Wednesday, June 21, 2017

Mango's Rules to modding your E46 - A Guide to E46 Modding!

So you wanna mod your E46 huh? 
by e46mango



Most high-end luxury-sporty car manufacturers design their cars with balance in mind.  BMW is no exception.  The E46 in its day was praised the world over by fans and automotive journalists alike. The reason for this praise is due to the high level of driveability, performance, and comfort BMW struck so well for its cars, particularly the E46 model.  We all know this, and by and large the reason we all bought these cars.

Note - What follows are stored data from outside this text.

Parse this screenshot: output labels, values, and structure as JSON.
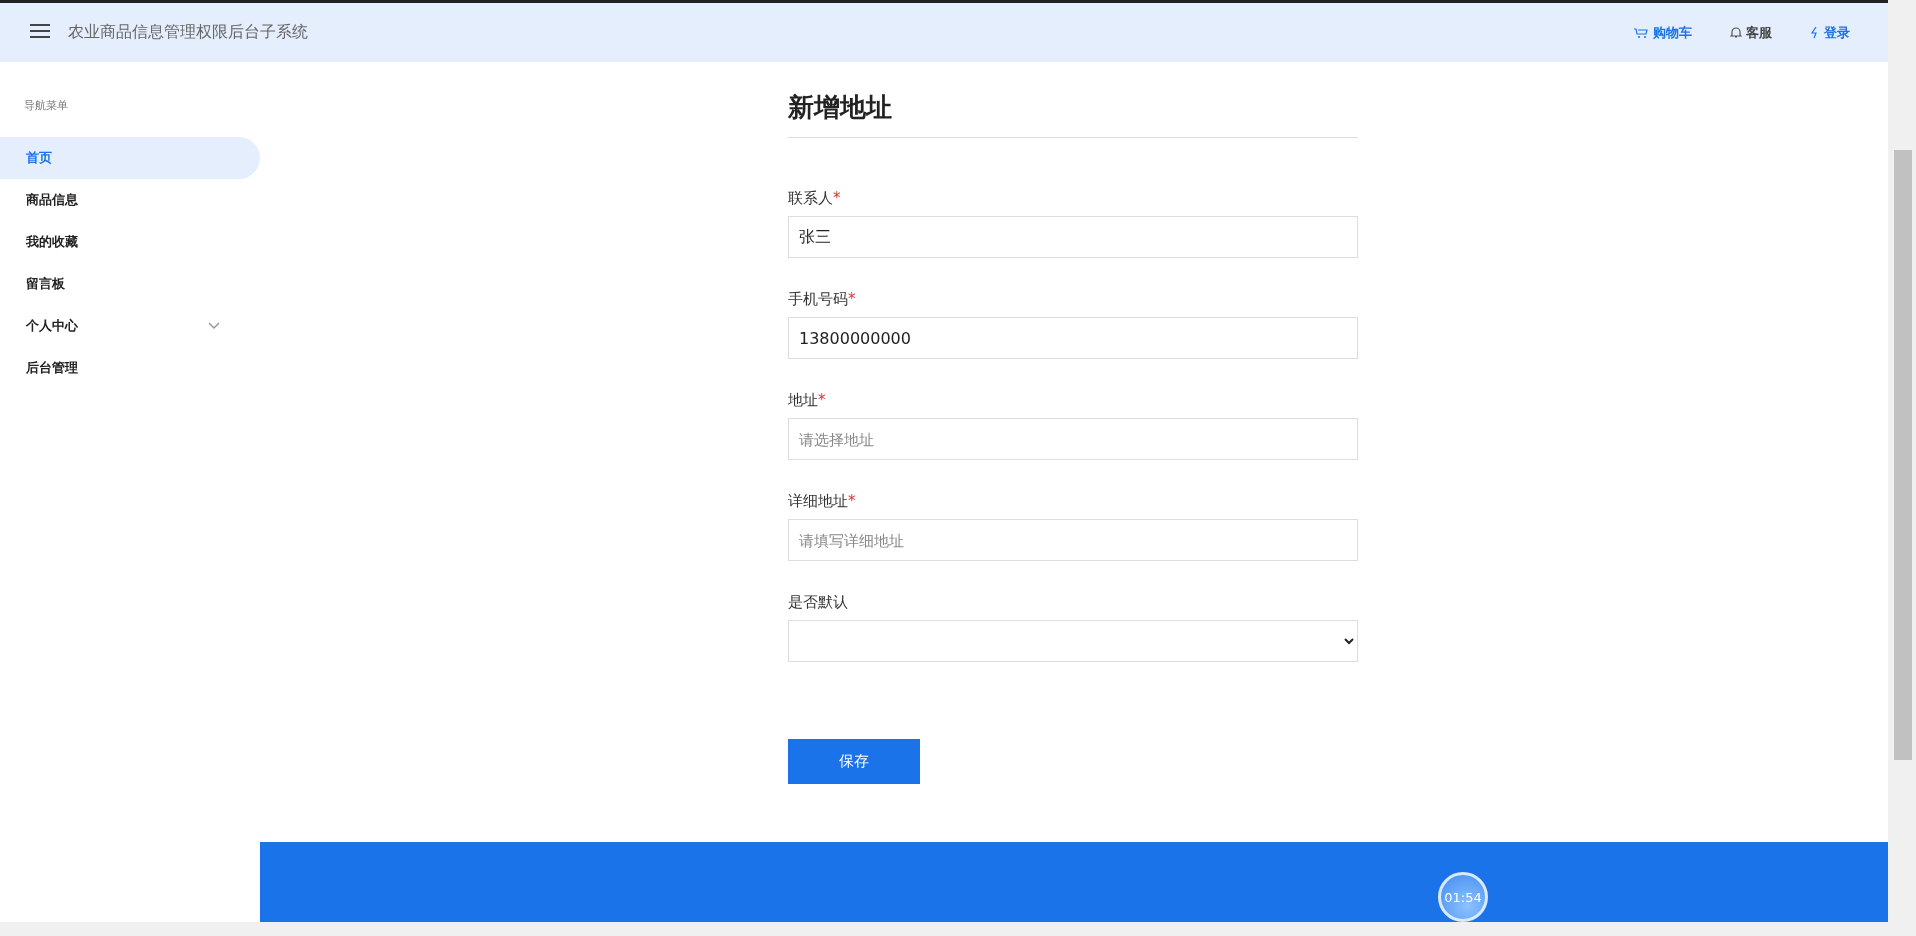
{
  "header": {
    "title": "农业商品信息管理权限后台子系统",
    "links": [
      {
        "label": "购物车",
        "kind": "cart"
      },
      {
        "label": "客服",
        "kind": "service"
      },
      {
        "label": "登录",
        "kind": "login"
      }
    ]
  },
  "sidebar": {
    "heading": "导航菜单",
    "items": [
      {
        "label": "首页",
        "selected": true
      },
      {
        "label": "商品信息",
        "selected": false
      },
      {
        "label": "我的收藏",
        "selected": false
      },
      {
        "label": "留言板",
        "selected": false
      },
      {
        "label": "个人中心",
        "selected": false,
        "expandable": true
      },
      {
        "label": "后台管理",
        "selected": false
      }
    ]
  },
  "form": {
    "title": "新增地址",
    "fields": [
      {
        "label": "联系人",
        "required_mark": "*",
        "kind": "text",
        "value": "张三"
      },
      {
        "label": "手机号码",
        "required_mark": "*",
        "kind": "text",
        "value": "13800000000"
      },
      {
        "label": "地址",
        "required_mark": "*",
        "kind": "text",
        "placeholder": "请选择地址"
      },
      {
        "label": "详细地址",
        "required_mark": "*",
        "kind": "text",
        "placeholder": "请填写详细地址"
      },
      {
        "label": "是否默认",
        "kind": "select"
      }
    ],
    "submit": "保存"
  },
  "timer": "01:54"
}
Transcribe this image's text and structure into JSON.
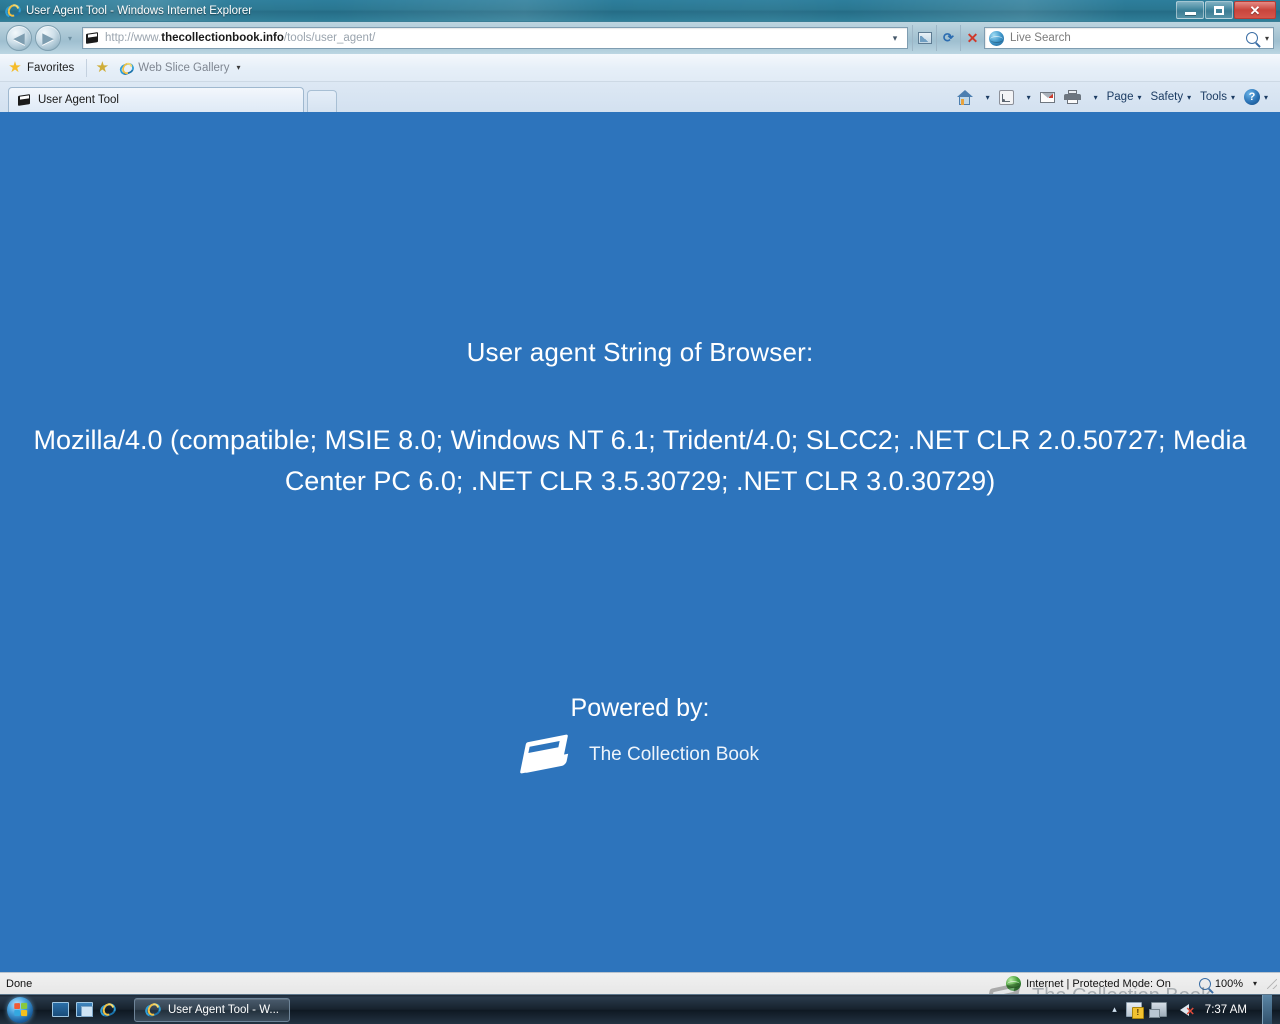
{
  "window": {
    "title": "User Agent Tool - Windows Internet Explorer",
    "app_icon": "internet-explorer-icon",
    "minimize_label": "Minimize",
    "maximize_label": "Maximize",
    "close_label": "Close"
  },
  "navigation": {
    "back_label": "Back",
    "forward_label": "Forward",
    "history_dropdown": "▾",
    "url": {
      "protocol": "http://www.",
      "domain": "thecollectionbook.info",
      "path": "/tools/user_agent/",
      "full": "http://www.thecollectionbook.info/tools/user_agent/"
    },
    "address_dropdown": "▾",
    "compatibility_label": "Compatibility View",
    "refresh_label": "Refresh",
    "stop_label": "Stop"
  },
  "search": {
    "provider_icon": "live-search-globe-icon",
    "placeholder": "Live Search",
    "go_label": "Search",
    "dropdown": "▾"
  },
  "favorites_bar": {
    "favorites_label": "Favorites",
    "web_slice_label": "Web Slice Gallery",
    "dropdown_caret": "▾"
  },
  "tabs": [
    {
      "label": "User Agent Tool",
      "icon": "book-favicon",
      "active": true
    }
  ],
  "new_tab_label": "New Tab",
  "command_bar": [
    {
      "name": "home",
      "label": "",
      "icon": "home-icon",
      "has_dropdown": true
    },
    {
      "name": "feeds",
      "label": "",
      "icon": "rss-icon",
      "has_dropdown": true
    },
    {
      "name": "read-mail",
      "label": "",
      "icon": "mail-icon",
      "has_dropdown": false
    },
    {
      "name": "print",
      "label": "",
      "icon": "printer-icon",
      "has_dropdown": true
    },
    {
      "name": "page",
      "label": "Page",
      "icon": "",
      "has_dropdown": true
    },
    {
      "name": "safety",
      "label": "Safety",
      "icon": "",
      "has_dropdown": true
    },
    {
      "name": "tools",
      "label": "Tools",
      "icon": "",
      "has_dropdown": true
    },
    {
      "name": "help",
      "label": "",
      "icon": "help-icon",
      "has_dropdown": true
    }
  ],
  "page": {
    "background_color": "#2d74bc",
    "heading": "User agent String of Browser:",
    "user_agent_string": "Mozilla/4.0 (compatible; MSIE 8.0; Windows NT 6.1; Trident/4.0; SLCC2; .NET CLR 2.0.50727; Media Center PC 6.0; .NET CLR 3.5.30729; .NET CLR 3.0.30729)",
    "powered_by_label": "Powered by:",
    "brand_name": "The Collection Book",
    "brand_icon": "book-logo-icon"
  },
  "status_bar": {
    "status_text": "Done",
    "zone_icon": "internet-zone-globe-icon",
    "zone_text": "Internet | Protected Mode: On",
    "zoom_icon": "zoom-magnifier-icon",
    "zoom_level": "100%",
    "zoom_dropdown": "▾"
  },
  "watermark": {
    "text": "The Collection Book",
    "icon": "book-watermark-icon"
  },
  "taskbar": {
    "start_label": "Start",
    "quick_launch": [
      {
        "name": "show-desktop",
        "label": "Show desktop"
      },
      {
        "name": "switch-windows",
        "label": "Switch between windows"
      },
      {
        "name": "internet-explorer",
        "label": "Launch Internet Explorer Browser"
      }
    ],
    "buttons": [
      {
        "name": "internet-explorer-window",
        "label": "User Agent Tool - W...",
        "icon": "internet-explorer-icon",
        "active": true
      }
    ],
    "tray": {
      "show_hidden_caret": "▴",
      "icons": [
        {
          "name": "action-center-flag",
          "label": "Action Center"
        },
        {
          "name": "network",
          "label": "Network"
        },
        {
          "name": "volume-muted",
          "label": "Volume muted"
        }
      ],
      "clock": "7:37 AM"
    }
  }
}
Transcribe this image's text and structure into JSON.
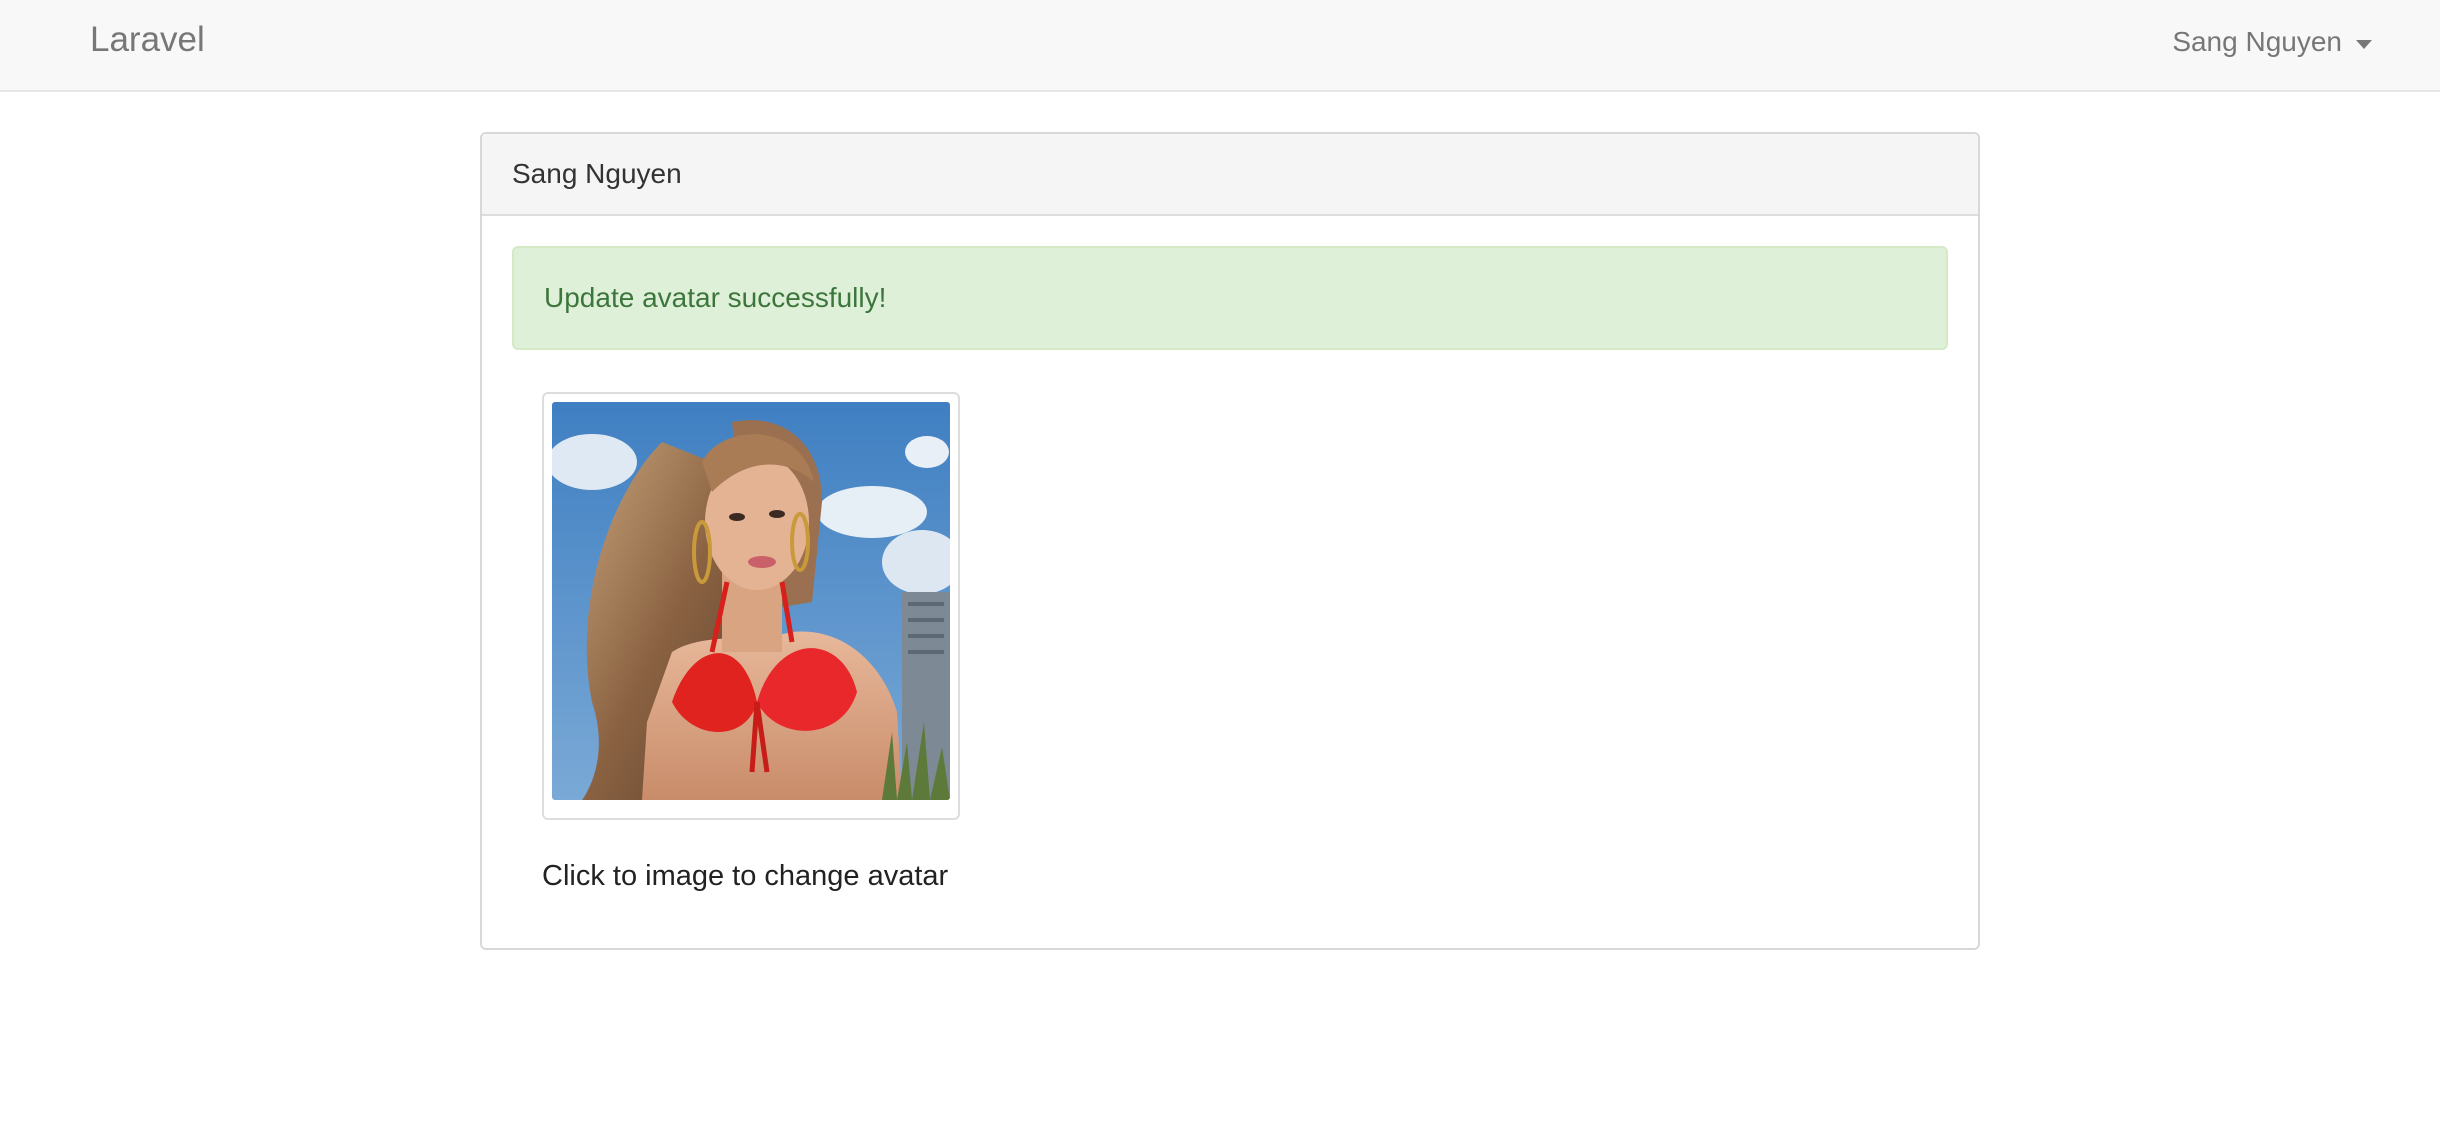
{
  "navbar": {
    "brand": "Laravel",
    "user_name": "Sang Nguyen",
    "dropdown_icon": "caret-down-icon"
  },
  "panel": {
    "heading": "Sang Nguyen",
    "alert_text": "Update avatar successfully!",
    "hint_text": "Click to image to change avatar"
  },
  "colors": {
    "alert_bg": "#dff0d8",
    "alert_text": "#3c763d",
    "navbar_bg": "#f8f8f8"
  }
}
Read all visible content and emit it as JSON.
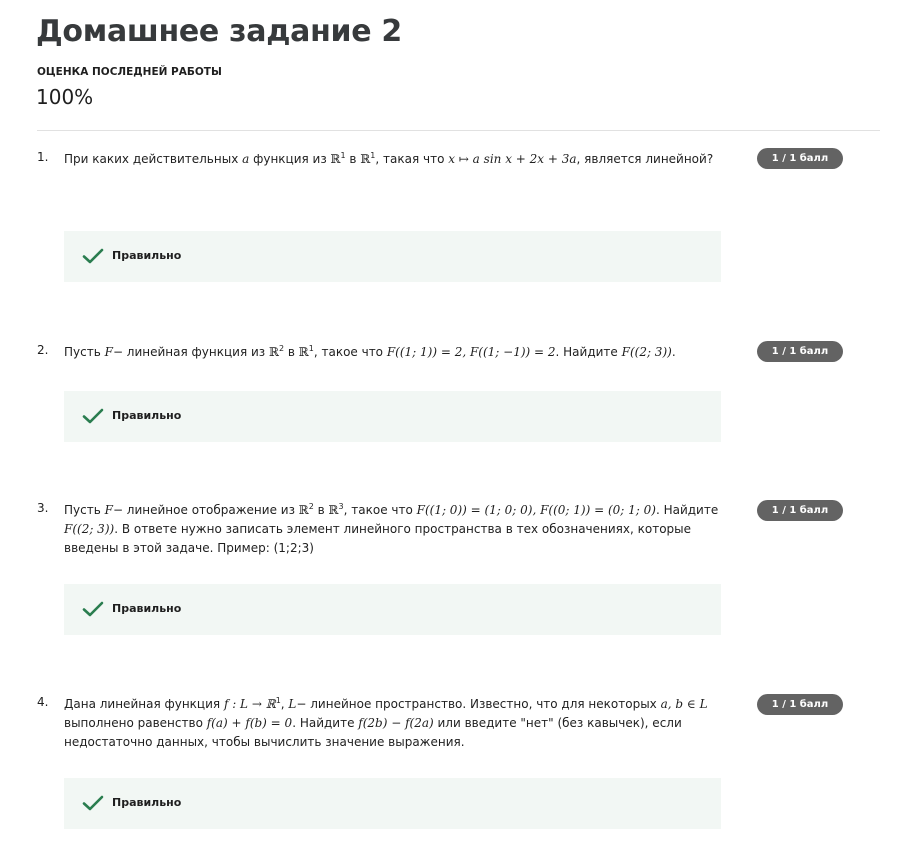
{
  "page": {
    "title": "Домашнее задание 2",
    "grade_label": "ОЦЕНКА ПОСЛЕДНЕЙ РАБОТЫ",
    "grade_value": "100%"
  },
  "questions": [
    {
      "number": "1.",
      "badge": "1 / 1 балл",
      "result": "Правильно",
      "t1": "При каких действительных ",
      "m1": "a",
      "t2": " функция из ",
      "m2": "ℝ",
      "s2": "1",
      "t3": " в ",
      "m3": "ℝ",
      "s3": "1",
      "t4": ", такая что ",
      "m4": "x ↦ a sin x + 2x + 3a",
      "t5": ", является линейной?"
    },
    {
      "number": "2.",
      "badge": "1 / 1 балл",
      "result": "Правильно",
      "t1": "Пусть ",
      "m1": "F",
      "t2": "− линейная функция из ",
      "m2": "ℝ",
      "s2": "2",
      "t3": " в ",
      "m3": "ℝ",
      "s3": "1",
      "t4": ", такое что ",
      "m4": "F((1; 1)) = 2, F((1; −1)) = 2",
      "t5": ". Найдите ",
      "m5": "F((2; 3))",
      "t6": "."
    },
    {
      "number": "3.",
      "badge": "1 / 1 балл",
      "result": "Правильно",
      "t1": "Пусть ",
      "m1": "F",
      "t2": "− линейное отображение из ",
      "m2": "ℝ",
      "s2": "2",
      "t3": " в ",
      "m3": "ℝ",
      "s3": "3",
      "t4": ", такое что ",
      "m4": "F((1; 0)) = (1; 0; 0), F((0; 1)) = (0; 1; 0)",
      "t5": ". Найдите ",
      "m5": "F((2; 3))",
      "t6": ". В ответе нужно записать элемент линейного пространства в тех обозначениях, которые введены в этой задаче. Пример: (1;2;3)"
    },
    {
      "number": "4.",
      "badge": "1 / 1 балл",
      "result": "Правильно",
      "t1": "Дана линейная функция ",
      "m1": "f : L → ℝ",
      "s1": "1",
      "t2": ", ",
      "m2": "L",
      "t3": "− линейное пространство. Известно, что для некоторых ",
      "m3": "a, b ∈ L",
      "t4": " выполнено равенство ",
      "m4": "f(a) + f(b) = 0",
      "t5": ". Найдите ",
      "m5": "f(2b) − f(2a)",
      "t6": " или введите \"нет\" (без кавычек), если недостаточно данных, чтобы вычислить значение выражения."
    }
  ],
  "colors": {
    "badge_bg": "#636363",
    "result_bg": "#f2f7f4",
    "check": "#2a7d4f"
  },
  "icons": {
    "result": "checkmark-icon"
  }
}
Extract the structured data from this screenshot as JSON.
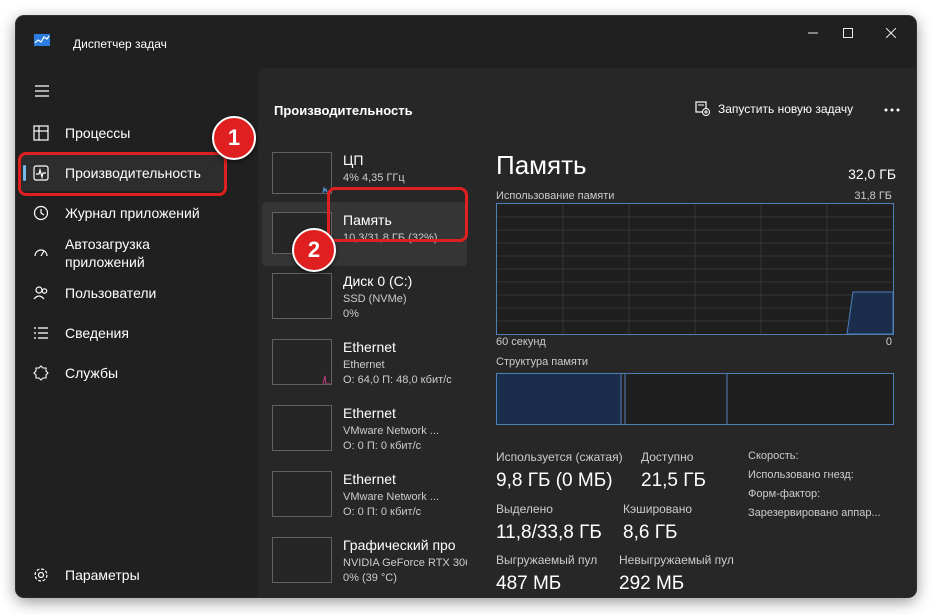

Now, don't get me wrong, I love modding as much as the next guy.  My very own 330i had many modifications done to it, but largely those that improved the driveability or performance, but not in such a way that would have excessive detriment or cost-efficacy. Some of my favorite mods were parts that BMW designed -- M3 engine/trans mounts, M3 RTABs, M3 quad balljoints.  If you can grab your mods from your manufacturer's tuner parts bin, that's ideal. You know it's tested and proven. Other favorite mods of mine are Bilstein Sport dampers.  These are a superior mod over other brands like Koni for several reasons.  Here's my recommendations for the following popular mods.

Intakes
Our non-M M54 engines have extremely well designed airboxes. They strike an effective balance between air flow, NVH control, induction temps. You affect one, you usually affect the other.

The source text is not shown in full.